A number of residents were moved from their homes. A nearby community centre was opened to people who were affected.
A spokesperson for Northern Ireland's Housing Executive said one of their vans was hijacked and that a contractor they work with has withdrawn services in the Bishop Street, Brandywell, Creggan, Rosemount and Rossville areas until further notice.
SDLP MLA Mark H Durkan said the area was largely populated by older people.
"When you see frail pensioners in their late 80s and 90s being forced to leave their homes in their dressing gowns, it really is despicable.

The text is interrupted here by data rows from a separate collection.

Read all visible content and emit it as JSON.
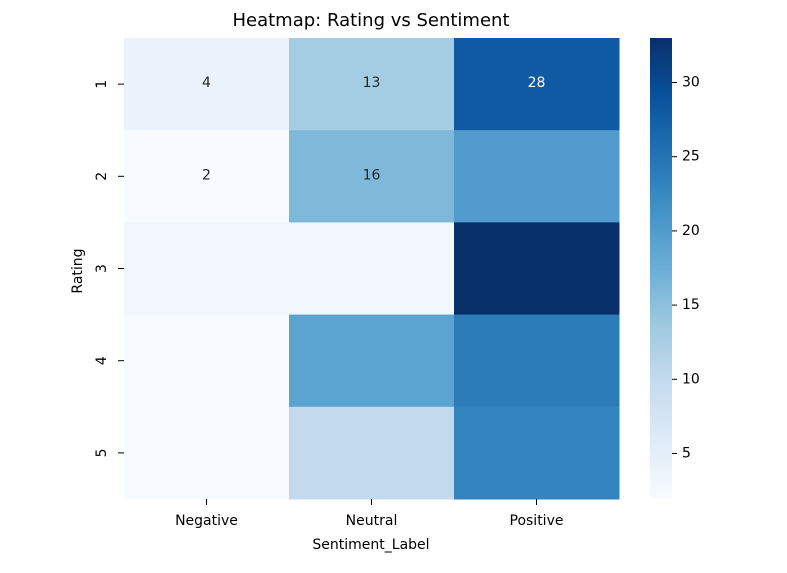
{
  "chart_data": {
    "type": "heatmap",
    "title": "Heatmap: Rating vs Sentiment",
    "xlabel": "Sentiment_Label",
    "ylabel": "Rating",
    "x_categories": [
      "Negative",
      "Neutral",
      "Positive"
    ],
    "y_categories": [
      "1",
      "2",
      "3",
      "4",
      "5"
    ],
    "values": [
      [
        4,
        13,
        28
      ],
      [
        2,
        16,
        20
      ],
      [
        3,
        3,
        33
      ],
      [
        2,
        19,
        24
      ],
      [
        2,
        10,
        23
      ]
    ],
    "annotations": [
      [
        "4",
        "13",
        "28"
      ],
      [
        "2",
        "16",
        ""
      ],
      [
        "",
        "",
        ""
      ],
      [
        "",
        "",
        ""
      ],
      [
        "",
        "",
        ""
      ]
    ],
    "colorbar": {
      "vmin": 2,
      "vmax": 33,
      "ticks": [
        5,
        10,
        15,
        20,
        25,
        30
      ]
    },
    "colormap": "Blues",
    "colormap_stops": [
      "#f7fbff",
      "#deebf7",
      "#c6dbef",
      "#9ecae1",
      "#6baed6",
      "#4292c6",
      "#2171b5",
      "#08519c",
      "#08306b"
    ]
  }
}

"There is a huge sense of anxiety right across the city, and a huge sense of anger right across the city and understandably so," he said.
What is the New IRA?
- The New IRA was formed in 2012 after a number of dissident republican organisations said they were unifying under one leadership
- It is believed to be the largest dissident republican organisation
- The group is believed to have been responsible for a number of attacks since its formation, including the murders of prison officers David Black and Adrian Ismay.
In a post on the PSNI Foyle Facebook page, police also confirmed that "there has been an attempted hijacking of a local bus service" in the Galliagh area of the city.
Saturday's bomb exploded outside the city's courthouse on Bishop Street shortly after a pizza delivery vehicle was hijacked at gun point.
A CCTV clip posted on Twitter by police showed a group of seven young people walking past the vehicle shortly before the blast.
Addressing MPs in the Commons on Monday afternoon, Prime Minister Theresa May said: "This house stands together with the people of Northern Ireland in ensuring that we never go back to the violence and terror of the past."
Northern Ireland Secretary Karen Bradley told MPs those behind the attack "will never succeed".
"Londonderry is a city that has thrived since the signing of the Good Friday Agreement 20 years ago - everyone can see that - and one that will continue to grow and develop despite the actions of those who seek to sow discord and division," she said.
DUP leader Arlene Foster tweeted that the PSNI "needs our full support to remove those responsible from our streets".
Sinn Féin councillor Kevin Campbell said there can be "no justification for this type of reckless activity".
"Those responsible for this disruption have shown complete disregard for the people of Creggan, particularly elderly people who live in this area," he said.
At the courthouse in Derry, scheduled jury trials have been put off until Wednesday.
Driver 'threatened and intimidated'
PSNI Supt Gordon McCalmont told BBC Radio Foyle the police were trying to get the city back to normal and show the attack had "little or no long-term impact".
He said the PSNI was "lucky we are not talking about loss of life".
Supt McCalmont also said the pizza delivery driver whose vehicle was hijacked and used in Saturday's bombing "had to go through the drama of having a firearm put to his head".
"He was threatened and intimidated. It would be fair to say he was asked not to raise the alarm."
He added: "These groupings obviously want us to respond. We will be very balanced. This threat has always been in this city.
"My sense is that this is not because of Brexit."